For Jif, the effort is intended "to put a lid on this decade-long debate and prove there is only one Jif ... it's creamy, delicious peanut butter, not a looping picture you can send to make friends and family laugh," Rebecca Scheidler, Jif's vice president of marketing, said in a statement.
The products will be available on Jif.com and Amazon for $10 while supplies last.
However, the special-edition label is seemingly a departure from what had appeared to be Jif's former pro-soft "G" stance. In 2013, the company expressed support for GIF founder Steve Wilhite, who spoke out against the popular hard "G" pronunciation - which by then had even become the preferred manner of speaking for the Obama Administration - in an interview with The New York Times.
"The Oxford English Dictionary accepts both pronunciations," Wilhite told The New York Times. "They are wrong.
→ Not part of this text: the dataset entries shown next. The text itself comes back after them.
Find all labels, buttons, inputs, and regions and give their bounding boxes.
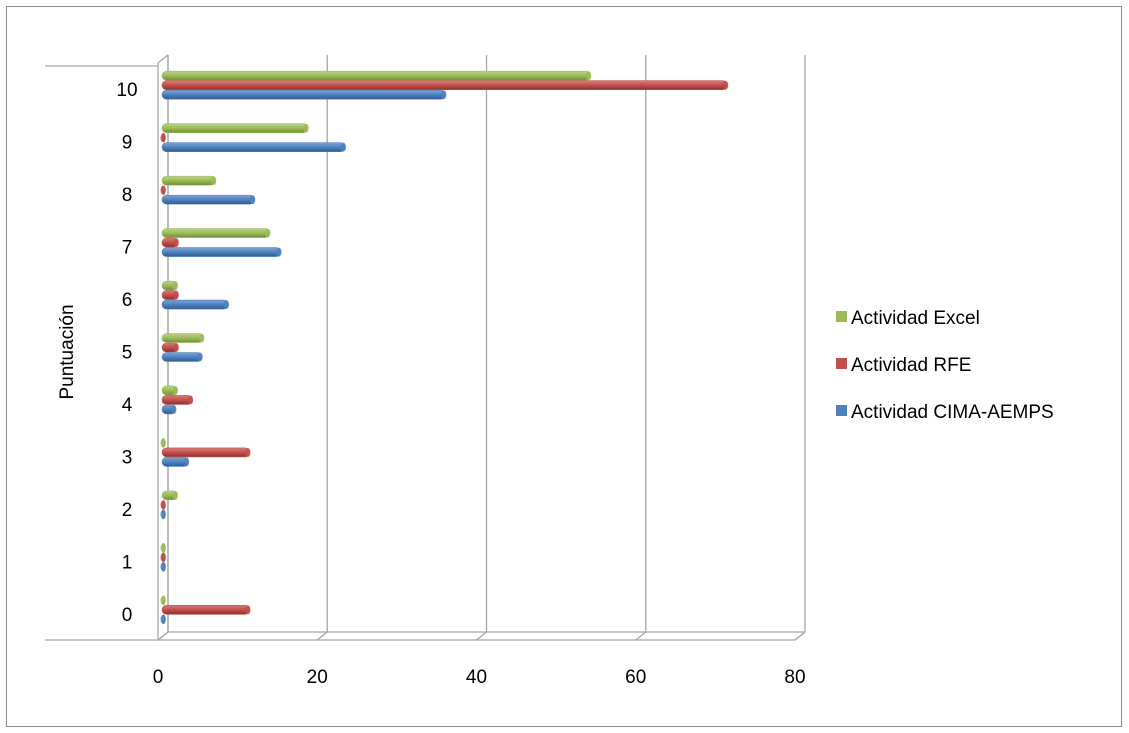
x-tick-label: 20 [307,667,328,688]
legend-item: Actividad Excel [836,308,980,329]
bar-actividad-cima-aemps-7 [161,247,282,257]
x-tick-labels: 0 20 40 60 80 [153,667,806,688]
legend-swatch [836,405,847,416]
bar-actividad-cima-aemps-6 [161,299,229,310]
y-tick-label: 5 [122,343,133,364]
y-tick-label: 2 [122,500,133,521]
bar-actividad-excel-7 [161,228,271,238]
y-axis-label: Puntuación [57,304,78,399]
legend-item: Actividad RFE [836,355,971,376]
legend-item: Actividad CIMA-AEMPS [836,402,1054,423]
bar-actividad-excel-4 [161,385,179,396]
legend-label: Actividad Excel [851,308,980,329]
legend-swatch [836,311,847,322]
bar-actividad-excel-3 [160,438,166,448]
bar-actividad-rfe-1 [160,552,166,563]
bar-actividad-rfe-6 [161,290,179,300]
bar-actividad-rfe-10 [161,80,729,91]
chart-walls [45,54,806,642]
y-tick-label: 4 [122,395,133,416]
y-tick-label: 8 [122,185,133,206]
bar-actividad-excel-5 [161,333,205,343]
bar-actividad-excel-2 [161,490,179,501]
gridline-floor [476,631,487,641]
legend-label: Actividad CIMA-AEMPS [851,402,1054,423]
bar-actividad-rfe-4 [161,395,194,405]
bar-actividad-cima-aemps-0 [160,614,166,625]
y-tick-label: 7 [122,238,133,259]
gridline-floor [316,631,328,641]
bar-actividad-cima-aemps-3 [161,457,190,467]
bar-actividad-rfe-5 [161,342,179,353]
y-tick-label: 10 [116,80,137,101]
gridline-floor [157,631,169,641]
x-tick-label: 0 [153,667,164,688]
x-tick-label: 60 [625,667,646,688]
gridline-floor [794,631,806,641]
y-tick-label: 3 [122,447,133,468]
bar-actividad-rfe-2 [160,500,166,510]
bars [160,70,729,625]
x-tick-label: 80 [784,667,805,688]
bar-actividad-cima-aemps-4 [161,404,177,415]
legend-label: Actividad RFE [851,355,971,376]
bar-actividad-cima-aemps-1 [160,562,166,572]
x-tick-label: 40 [466,667,487,688]
bar-actividad-excel-8 [161,175,217,186]
y-tick-label: 6 [122,290,133,311]
y-tick-label: 9 [122,133,133,154]
y-tick-labels: 0 1 2 3 4 5 6 7 8 9 10 [116,80,137,626]
gridline-floor [635,631,647,641]
bar-actividad-rfe-8 [160,185,166,195]
bar-actividad-excel-9 [161,123,309,133]
bar-actividad-rfe-3 [161,447,251,458]
legend: Actividad Excel Actividad RFE Actividad CI… [836,308,1054,423]
bar-actividad-rfe-9 [160,132,166,143]
bar-actividad-excel-10 [161,70,592,81]
bar-actividad-cima-aemps-10 [161,89,447,100]
bar-actividad-cima-aemps-5 [161,352,203,362]
bar-actividad-rfe-0 [161,604,251,615]
y-tick-label: 1 [122,552,133,573]
bar-actividad-cima-aemps-9 [161,142,347,152]
bar-actividad-excel-6 [161,280,179,291]
bar-actividad-cima-aemps-2 [160,509,166,520]
bar-actividad-cima-aemps-8 [161,194,256,205]
bar-actividad-excel-0 [160,595,166,606]
bar-actividad-excel-1 [160,543,166,553]
legend-swatch [836,358,847,369]
bar-actividad-rfe-7 [161,237,179,248]
y-tick-label: 0 [122,605,133,626]
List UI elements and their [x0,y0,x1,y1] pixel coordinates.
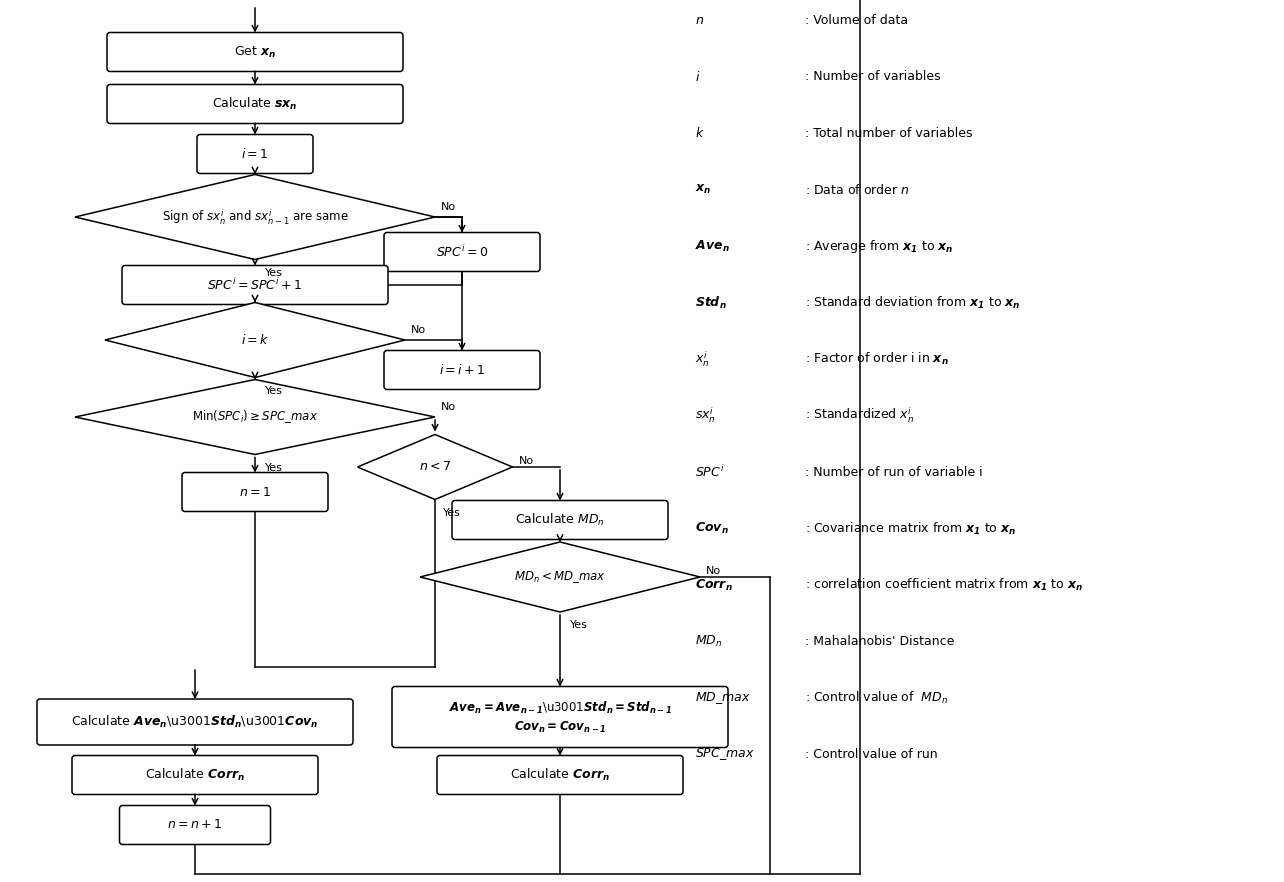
Text: $i = 1$: $i = 1$ [241,147,268,161]
FancyBboxPatch shape [182,473,327,512]
Text: $\bfit{Cov}_n$: $\bfit{Cov}_n$ [695,521,729,536]
Text: : Control value of run: : Control value of run [805,748,937,761]
Text: : Number of variables: : Number of variables [805,70,941,83]
FancyBboxPatch shape [119,805,271,844]
Text: $MD\_max$: $MD\_max$ [695,690,751,706]
Text: : correlation coefficient matrix from $\bfit{x}_1$ to $\bfit{x}_n$: : correlation coefficient matrix from $\… [805,577,1084,593]
Text: : Total number of variables: : Total number of variables [805,126,972,139]
Polygon shape [74,379,435,454]
Text: : Data of order $n$: : Data of order $n$ [805,183,909,197]
Text: $SPC^i = 0$: $SPC^i = 0$ [435,244,488,260]
Text: $\bfit{Ave}_n = \bfit{Ave}_{n-1}$\u3001$\bfit{Std}_n = \bfit{Std}_{n-1}$: $\bfit{Ave}_n = \bfit{Ave}_{n-1}$\u3001$… [448,700,672,716]
FancyBboxPatch shape [122,265,388,304]
FancyBboxPatch shape [107,85,403,123]
Text: $\bfit{Ave}_n$: $\bfit{Ave}_n$ [695,238,729,253]
Text: : Number of run of variable i: : Number of run of variable i [805,466,982,479]
Text: No: No [440,402,456,412]
Text: Get $\bfit{x}_n$: Get $\bfit{x}_n$ [234,44,276,60]
Text: $i = k$: $i = k$ [241,333,270,347]
Text: $SPC^i = SPC^i + 1$: $SPC^i = SPC^i + 1$ [208,277,303,293]
Text: $SPC\_max$: $SPC\_max$ [695,746,755,762]
Text: Sign of $sx_n^i$ and $sx_{n-1}^i$ are same: Sign of $sx_n^i$ and $sx_{n-1}^i$ are sa… [162,207,348,227]
Text: : Covariance matrix from $\bfit{x}_1$ to $\bfit{x}_n$: : Covariance matrix from $\bfit{x}_1$ to… [805,520,1017,536]
Text: $n = n + 1$: $n = n + 1$ [167,818,222,832]
Polygon shape [74,175,435,259]
Text: Yes: Yes [570,620,588,630]
Text: No: No [411,325,426,335]
Text: Yes: Yes [265,462,282,473]
Text: : Factor of order i in $\bfit{x}_n$: : Factor of order i in $\bfit{x}_n$ [805,351,949,367]
Text: $\bfit{x}_n$: $\bfit{x}_n$ [695,183,711,196]
Text: Yes: Yes [265,267,282,278]
Text: Calculate $\bfit{Ave}_n$\u3001$\bfit{Std}_n$\u3001$\bfit{Cov}_n$: Calculate $\bfit{Ave}_n$\u3001$\bfit{Std… [71,714,318,730]
Text: $n = 1$: $n = 1$ [239,485,271,498]
Text: $MD_n$: $MD_n$ [695,634,723,649]
FancyBboxPatch shape [384,233,541,272]
Text: Calculate $\bfit{Corr}_n$: Calculate $\bfit{Corr}_n$ [510,767,610,783]
Text: : Average from $\bfit{x}_1$ to $\bfit{x}_n$: : Average from $\bfit{x}_1$ to $\bfit{x}… [805,237,954,255]
Text: $\bfit{Corr}_n$: $\bfit{Corr}_n$ [695,578,733,593]
Text: : Standardized $x_n^i$: : Standardized $x_n^i$ [805,406,914,425]
Text: Yes: Yes [265,385,282,395]
FancyBboxPatch shape [37,699,353,745]
Text: $\bfit{Cov}_n = \bfit{Cov}_{n-1}$: $\bfit{Cov}_n = \bfit{Cov}_{n-1}$ [514,720,606,735]
Text: $SPC^i$: $SPC^i$ [695,464,724,480]
Text: Calculate $\bfit{s}\bfit{x}_n$: Calculate $\bfit{s}\bfit{x}_n$ [212,96,298,112]
Polygon shape [105,303,404,377]
FancyBboxPatch shape [107,33,403,71]
FancyBboxPatch shape [437,756,683,795]
Text: $x_n^i$: $x_n^i$ [695,349,710,369]
Text: Calculate $MD_n$: Calculate $MD_n$ [515,512,605,528]
FancyBboxPatch shape [72,756,318,795]
Text: $n < 7$: $n < 7$ [419,460,451,474]
Text: $n$: $n$ [695,13,704,26]
Text: No: No [440,202,456,212]
Text: Calculate $\bfit{Corr}_n$: Calculate $\bfit{Corr}_n$ [145,767,245,783]
Text: $k$: $k$ [695,126,705,140]
Text: : Control value of  $MD_n$: : Control value of $MD_n$ [805,690,948,706]
Text: $\bfit{Std}_n$: $\bfit{Std}_n$ [695,295,727,310]
Text: $i$: $i$ [695,70,700,84]
Text: $sx_n^i$: $sx_n^i$ [695,406,716,425]
Text: No: No [519,456,534,466]
Polygon shape [420,542,700,612]
Text: : Volume of data: : Volume of data [805,13,908,26]
Text: No: No [706,566,722,576]
FancyBboxPatch shape [196,134,313,174]
Text: $i = i + 1$: $i = i + 1$ [439,363,485,377]
FancyBboxPatch shape [452,500,668,540]
FancyBboxPatch shape [392,686,728,748]
FancyBboxPatch shape [384,350,541,390]
Text: $MD_n < MD\_max$: $MD_n < MD\_max$ [514,569,606,585]
Polygon shape [357,435,512,499]
Text: $\mathrm{Min}(SPC_i) \geq SPC\_max$: $\mathrm{Min}(SPC_i) \geq SPC\_max$ [191,408,318,425]
Text: : Standard deviation from $\bfit{x}_1$ to $\bfit{x}_n$: : Standard deviation from $\bfit{x}_1$ t… [805,295,1021,310]
Text: Yes: Yes [443,507,461,518]
Text: : Mahalanobis' Distance: : Mahalanobis' Distance [805,635,954,648]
It is a soft 'G,' pronounced 'jif.' End of story."
In short order, Jif made a GIF of its own in support of Wilhite's announcement and their shared pronunciations.
"We're nuts about him today," a brand spokesperson told The New York Times regarding Wilhite.
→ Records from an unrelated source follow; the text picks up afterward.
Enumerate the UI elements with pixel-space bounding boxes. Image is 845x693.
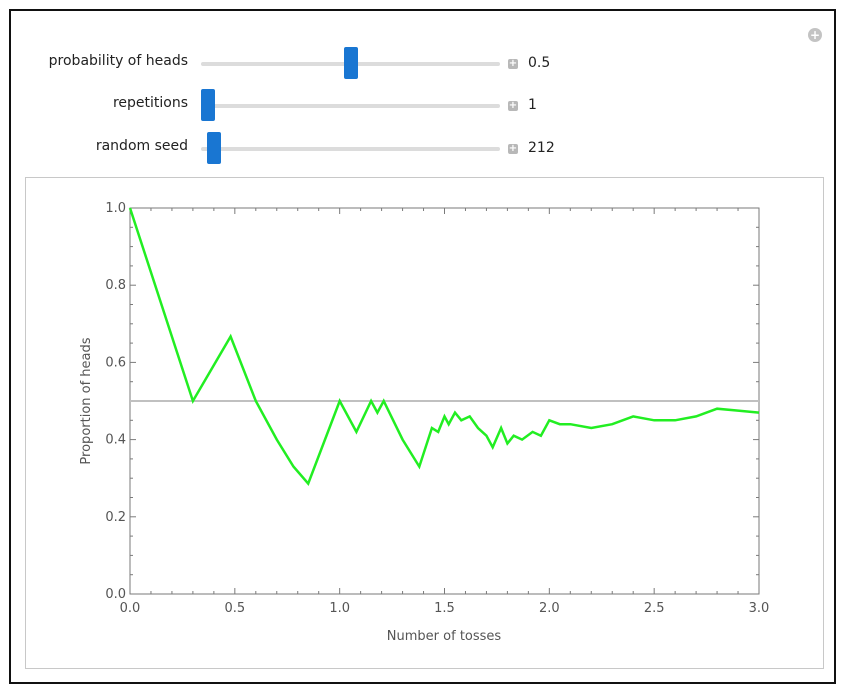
slider-thumb-probability[interactable] [343, 47, 358, 79]
y-tick-label: 0.4 [105, 433, 126, 448]
value-repetitions: 1 [528, 97, 537, 113]
y-axis-label: Proportion of heads [79, 337, 94, 464]
slider-track-repetitions[interactable] [201, 104, 500, 108]
plus-square-icon[interactable]: + [508, 143, 518, 154]
control-label-probability: probability of heads [48, 53, 188, 69]
x-tick-label: 1.0 [329, 601, 350, 616]
x-tick-label: 2.0 [539, 601, 560, 616]
plus-square-icon[interactable]: + [508, 58, 518, 69]
plus-square-icon[interactable]: + [508, 100, 518, 111]
control-label-random-seed: random seed [95, 138, 188, 154]
y-tick-label: 0.6 [105, 355, 126, 370]
y-tick-label: 1.0 [105, 201, 126, 216]
plus-circle-icon[interactable]: + [808, 28, 822, 42]
slider-thumb-random-seed[interactable] [206, 132, 221, 164]
value-random-seed: 212 [528, 140, 555, 156]
y-tick-label: 0.2 [105, 510, 126, 525]
slider-thumb-repetitions[interactable] [201, 89, 215, 121]
plot-panel [25, 177, 824, 669]
y-tick-label: 0.0 [105, 587, 126, 602]
series-line-proportion [128, 207, 760, 486]
slider-track-random-seed[interactable] [201, 147, 500, 151]
x-tick-label: 0.5 [224, 601, 245, 616]
x-tick-label: 3.0 [749, 601, 770, 616]
value-probability: 0.5 [528, 55, 551, 71]
x-tick-label: 0.0 [120, 601, 141, 616]
x-tick-label: 1.5 [434, 601, 455, 616]
control-label-repetitions: repetitions [112, 95, 188, 111]
x-tick-label: 2.5 [644, 601, 665, 616]
x-axis-label: Number of tosses [387, 629, 502, 644]
y-tick-label: 0.8 [105, 278, 126, 293]
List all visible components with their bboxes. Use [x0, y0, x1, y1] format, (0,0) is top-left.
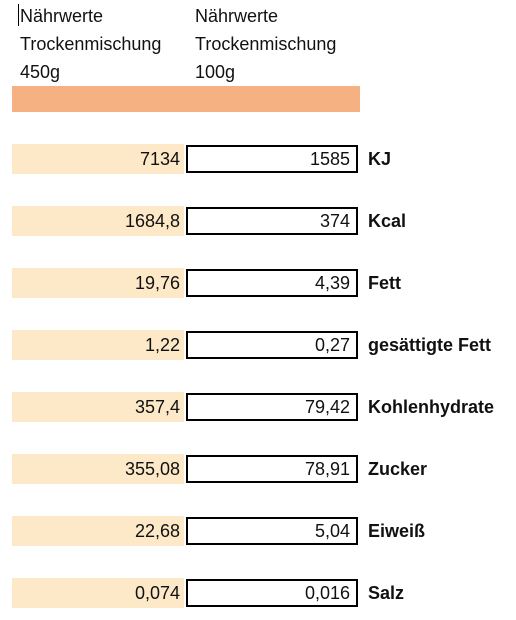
cell-100g[interactable]: 4,39: [186, 269, 358, 297]
table-row: 22,68 5,04 Eiweiß: [0, 516, 516, 546]
row-label[interactable]: Eiweiß: [368, 521, 426, 541]
row-label[interactable]: Salz: [368, 583, 405, 603]
row-label[interactable]: Fett: [368, 273, 401, 293]
table-row: 1684,8 374 Kcal: [0, 206, 516, 236]
cell-100g[interactable]: 0,27: [186, 331, 358, 359]
cell-450g[interactable]: 22,68: [12, 516, 184, 546]
table-row: 7134 1585 KJ: [0, 144, 516, 174]
cell-100g[interactable]: 0,016: [186, 579, 358, 607]
table-row: 19,76 4,39 Fett: [0, 268, 516, 298]
cell-100g[interactable]: 79,42: [186, 393, 358, 421]
table-row: 0,074 0,016 Salz: [0, 578, 516, 608]
cell-100g[interactable]: 5,04: [186, 517, 358, 545]
cell-450g[interactable]: 355,08: [12, 454, 184, 484]
cell-100g[interactable]: 78,91: [186, 455, 358, 483]
table-row: 357,4 79,42 Kohlenhydrate: [0, 392, 516, 422]
cell-100g[interactable]: 1585: [186, 145, 358, 173]
header-col-450g[interactable]: Nährwerte Trockenmischung 450g: [20, 6, 162, 82]
cell-450g[interactable]: 1684,8: [12, 206, 184, 236]
header-col-100g[interactable]: Nährwerte Trockenmischung 100g: [195, 6, 337, 82]
row-label[interactable]: Kcal: [368, 211, 407, 231]
table-row: 355,08 78,91 Zucker: [0, 454, 516, 484]
row-label[interactable]: KJ: [368, 149, 392, 169]
cell-450g[interactable]: 0,074: [12, 578, 184, 608]
row-label[interactable]: gesättigte Fett: [368, 335, 492, 355]
table-row: 1,22 0,27 gesättigte Fett: [0, 330, 516, 360]
header-band-cells[interactable]: [12, 86, 360, 112]
text-cursor: [18, 4, 19, 26]
cell-450g[interactable]: 7134: [12, 144, 184, 174]
row-label[interactable]: Zucker: [368, 459, 428, 479]
row-label[interactable]: Kohlenhydrate: [368, 397, 495, 417]
cell-100g[interactable]: 374: [186, 207, 358, 235]
cell-450g[interactable]: 1,22: [12, 330, 184, 360]
cell-450g[interactable]: 357,4: [12, 392, 184, 422]
cell-450g[interactable]: 19,76: [12, 268, 184, 298]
When asked what prompted the change of heart, a Jif spokesperson was quick to deny that the 2013 GIF was an official statement by the company.
"It's true - we've always been nuts for a good GIF, and the guy who created it - but we've never have taken an official stance on the pronunciation before," Christine Hoffman, Jif's consumer engagement group lead, said in a statement to Business Insider.
She continued: "With millions of GIFs in use daily, the pronunciation confusion continues to be a conundrum for all of us... We think now is the time to declare, once and for all, that the word of Jif (with a soft 'G') should be used exclusively in reference to our delicious peanut butter, and the clever, funny animated GIFs we all use and love should be pronounced with a hard 'G'."